はじめに
本記事では、未成年登録ユーザーに対してOpenAIのChatGPTがエロティックなコンテンツを生成していた問題と、それに対するOpenAIの対応について詳しく解説する。
本件はAI技術の安全性や未成年者保護の観点からも重要な問題であり、最新の動向を把握するために必読である。
本文
OpenAIは、同社が提供する対話型AI「ChatGPT」において、18歳未満の未成年者アカウントに対してエロティックなコンテンツを生成できるバグが存在していたことを認めた。
この問題はTechCrunchの独自テストによって発覚し、OpenAIも事実を確認した。
問題の発端は、TechCrunchが13歳から17歳の未成年者として登録した複数のアカウントを使用して検証を行った結果、チャットボットがエロティックなグラフィックや描写を生成したことである。
さらに場合によっては、より卑猥で露骨なコンテンツのリクエストを促すような動作も確認された。
これに対し、OpenAIは「若いユーザーを保護することは最優先事項であり、こうしたガイドライン違反が発生したことはバグによるもの」と説明し、問題の修正を積極的に進めていると発表した。
背景には、OpenAIが2024年2月に技術仕様を変更し、デリケートなトピックを回避しない方針へと転換したことがある。

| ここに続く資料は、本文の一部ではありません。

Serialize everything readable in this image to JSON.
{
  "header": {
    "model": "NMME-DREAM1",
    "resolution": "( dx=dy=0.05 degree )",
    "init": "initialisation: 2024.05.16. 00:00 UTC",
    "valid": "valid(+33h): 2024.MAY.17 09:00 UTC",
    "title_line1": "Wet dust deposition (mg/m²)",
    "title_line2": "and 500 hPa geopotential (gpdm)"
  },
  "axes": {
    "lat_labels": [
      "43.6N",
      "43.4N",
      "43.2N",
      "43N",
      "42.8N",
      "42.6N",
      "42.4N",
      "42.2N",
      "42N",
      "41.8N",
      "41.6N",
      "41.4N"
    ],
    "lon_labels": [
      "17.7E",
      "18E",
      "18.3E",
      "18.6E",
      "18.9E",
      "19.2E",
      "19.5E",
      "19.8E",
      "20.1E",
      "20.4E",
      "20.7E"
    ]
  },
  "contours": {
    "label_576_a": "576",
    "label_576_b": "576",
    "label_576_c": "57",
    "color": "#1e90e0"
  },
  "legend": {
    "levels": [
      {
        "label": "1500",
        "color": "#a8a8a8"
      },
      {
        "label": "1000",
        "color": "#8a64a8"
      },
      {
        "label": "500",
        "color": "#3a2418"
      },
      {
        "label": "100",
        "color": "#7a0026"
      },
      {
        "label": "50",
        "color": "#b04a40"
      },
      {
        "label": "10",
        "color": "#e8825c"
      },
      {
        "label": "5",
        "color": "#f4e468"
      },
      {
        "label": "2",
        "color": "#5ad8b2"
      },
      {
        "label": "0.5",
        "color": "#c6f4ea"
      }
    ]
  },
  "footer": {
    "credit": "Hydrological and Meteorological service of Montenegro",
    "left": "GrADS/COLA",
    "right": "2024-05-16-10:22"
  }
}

同時に、利用規約違反に関する警告メッセージも削除されており、これが今回のようなガードレールの緩和を引き起こした可能性が指摘されている。
実際、TechCrunchのテストでは、数回のやり取りのみでChatGPTが性的体験談を提案する状況に至ったほか、性癖やロールプレイに関する助言までも行われた。
チャット中には性的行為や性器に関する露骨な表現も確認されたという。
一方で、ChatGPTは一部の場面で「18歳以上でなければこの種のコンテンツをリクエストしてはならない」とする警告を発するなど、ガイドラインに準じた行動も見られた。
しかしながら、TechCrunchの調査では、未成年設定アカウントでコンテンツ生成を拒否した例は非常に少数にとどまった。
この問題はOpenAIに限ったものではない。
ウォール・ストリート・ジャーナルの報告によれば、Metaが提供する「Meta AI」でも、未成年者が性的なロールプレイを行うケースが確認されている。
大手テクノロジー企業によるAIチャットボットの規制緩和が、未成年保護に対する新たな課題を生み出していることは明らかである。
さらに、OpenAIは現在、教育機関向けにも積極的に製品を展開している。
Common Sense Mediaとの提携のもと、教育現場での活用ガイドを策定しているが、自社のサポート文書では「すべての年齢層に適さない出力が生成される可能性」を認め、注意喚起を行っている。
元OpenAIの安全性研究者であるスティーブン・アドラー氏は、AIチャットボットの挙動制御技術の脆弱性を指摘し、「発売前の評価段階でこのような挙動が見逃されたことに驚きだ」と述べた。
現在、OpenAIは最新モデル「GPT-4o」導入後の一部異常行動に対しても迅速な修正対応を進めているとされるが、未成年へのエロティックコンテンツ提供問題について、サム・アルトマンCEOは具体的な言及を避けている。
今後、AIプラットフォームの未成年者保護体制がどこまで強化されるかが、OpenAIを含む業界全体の信頼性回復に向けたカギとなるであろう。